On the Dual-Use Dilemma in Physical Reasoning and Force
William Xie, Enora Rice, Nikolaus Correll
TL;DR
This work tackles the dual-use dilemma of enabling physical reasoning and force in vision-language models (VLMs) used for robot control. It uses two case studies to evaluate Asimovian safeguarding prompts on wrench planning and grasp-force control across multiple models and tasks, revealing a persistent trade-off between safety and capability. Key findings show safeguarding can significantly reduce both harmful and helpful outputs (e.g., harmful elicitation from $53\%$ to $19\%$, helpful from $50\%$ to $38\%$ in wrench scenarios; grasp-harm from $67\%$ to $1.7\%$, helpful from $91\%$ to $45\%$), with substantial model-dependent variations and a mean harm-detection rate around $71\%$. The authors argue for human-centered evaluation and development to balance safety with practical capability in robot learning, and advocate approaches that mitigate dual-use without stifling progress in contact-rich manipulation, with implications for real-world applications such as elderly-care robotics.
Abstract
Humans learn how and when to apply forces in the world via a complex physiological and psychological learning process.

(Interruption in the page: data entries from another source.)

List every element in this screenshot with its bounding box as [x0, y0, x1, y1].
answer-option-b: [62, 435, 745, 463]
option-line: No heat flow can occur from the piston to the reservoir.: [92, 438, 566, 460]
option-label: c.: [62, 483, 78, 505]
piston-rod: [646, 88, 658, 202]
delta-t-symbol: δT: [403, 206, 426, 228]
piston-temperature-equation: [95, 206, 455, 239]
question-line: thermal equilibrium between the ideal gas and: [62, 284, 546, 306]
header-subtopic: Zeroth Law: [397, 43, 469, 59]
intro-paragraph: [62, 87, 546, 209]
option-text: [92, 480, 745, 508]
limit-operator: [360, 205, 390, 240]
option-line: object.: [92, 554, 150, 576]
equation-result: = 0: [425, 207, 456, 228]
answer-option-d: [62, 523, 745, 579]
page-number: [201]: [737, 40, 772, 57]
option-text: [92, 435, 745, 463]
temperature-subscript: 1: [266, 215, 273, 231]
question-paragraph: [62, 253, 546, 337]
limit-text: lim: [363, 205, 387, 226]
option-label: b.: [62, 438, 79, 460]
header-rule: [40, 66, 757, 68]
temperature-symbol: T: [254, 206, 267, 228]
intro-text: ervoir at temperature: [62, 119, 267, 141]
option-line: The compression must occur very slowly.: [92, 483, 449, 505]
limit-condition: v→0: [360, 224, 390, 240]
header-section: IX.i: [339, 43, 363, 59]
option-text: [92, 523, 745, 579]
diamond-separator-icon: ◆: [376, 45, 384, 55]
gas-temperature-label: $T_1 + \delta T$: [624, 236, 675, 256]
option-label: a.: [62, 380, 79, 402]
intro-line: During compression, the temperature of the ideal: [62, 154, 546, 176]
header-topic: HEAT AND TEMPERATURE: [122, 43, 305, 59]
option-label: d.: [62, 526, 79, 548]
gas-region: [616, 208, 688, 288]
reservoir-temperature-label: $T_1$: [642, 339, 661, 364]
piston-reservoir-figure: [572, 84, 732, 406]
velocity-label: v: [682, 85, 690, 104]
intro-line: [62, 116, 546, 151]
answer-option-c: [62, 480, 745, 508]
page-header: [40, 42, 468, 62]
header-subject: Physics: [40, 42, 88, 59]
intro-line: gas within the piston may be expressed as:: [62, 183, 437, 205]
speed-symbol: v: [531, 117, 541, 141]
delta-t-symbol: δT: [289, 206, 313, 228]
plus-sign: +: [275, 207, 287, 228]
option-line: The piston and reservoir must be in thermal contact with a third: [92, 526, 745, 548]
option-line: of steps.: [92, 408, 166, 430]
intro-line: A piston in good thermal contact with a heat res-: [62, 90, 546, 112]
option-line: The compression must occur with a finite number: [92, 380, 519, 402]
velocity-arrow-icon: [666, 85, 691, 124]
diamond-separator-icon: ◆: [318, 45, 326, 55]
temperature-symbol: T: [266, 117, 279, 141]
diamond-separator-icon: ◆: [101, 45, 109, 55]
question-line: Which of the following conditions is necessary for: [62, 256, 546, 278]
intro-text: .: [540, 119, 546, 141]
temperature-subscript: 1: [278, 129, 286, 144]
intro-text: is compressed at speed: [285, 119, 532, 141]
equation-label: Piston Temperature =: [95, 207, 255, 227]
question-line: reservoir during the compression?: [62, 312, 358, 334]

Attempting to replicate this in vision-language models (VLMs) presents two challenges: VLMs can produce harmful behavior, which is particularly dangerous for VLM-controlled robots which interact with the world, but imposing behavioral safeguards can limit their functional and ethical extents. We conduct two case studies on safeguarding VLMs which generate forceful robotic motion, finding that safeguards reduce both harmful and helpful behavior involving contact-rich manipulation of human body parts. Then, we discuss the key implication of this result--that value alignment may impede desirable robot capabilities--for model evaluation and robot learning.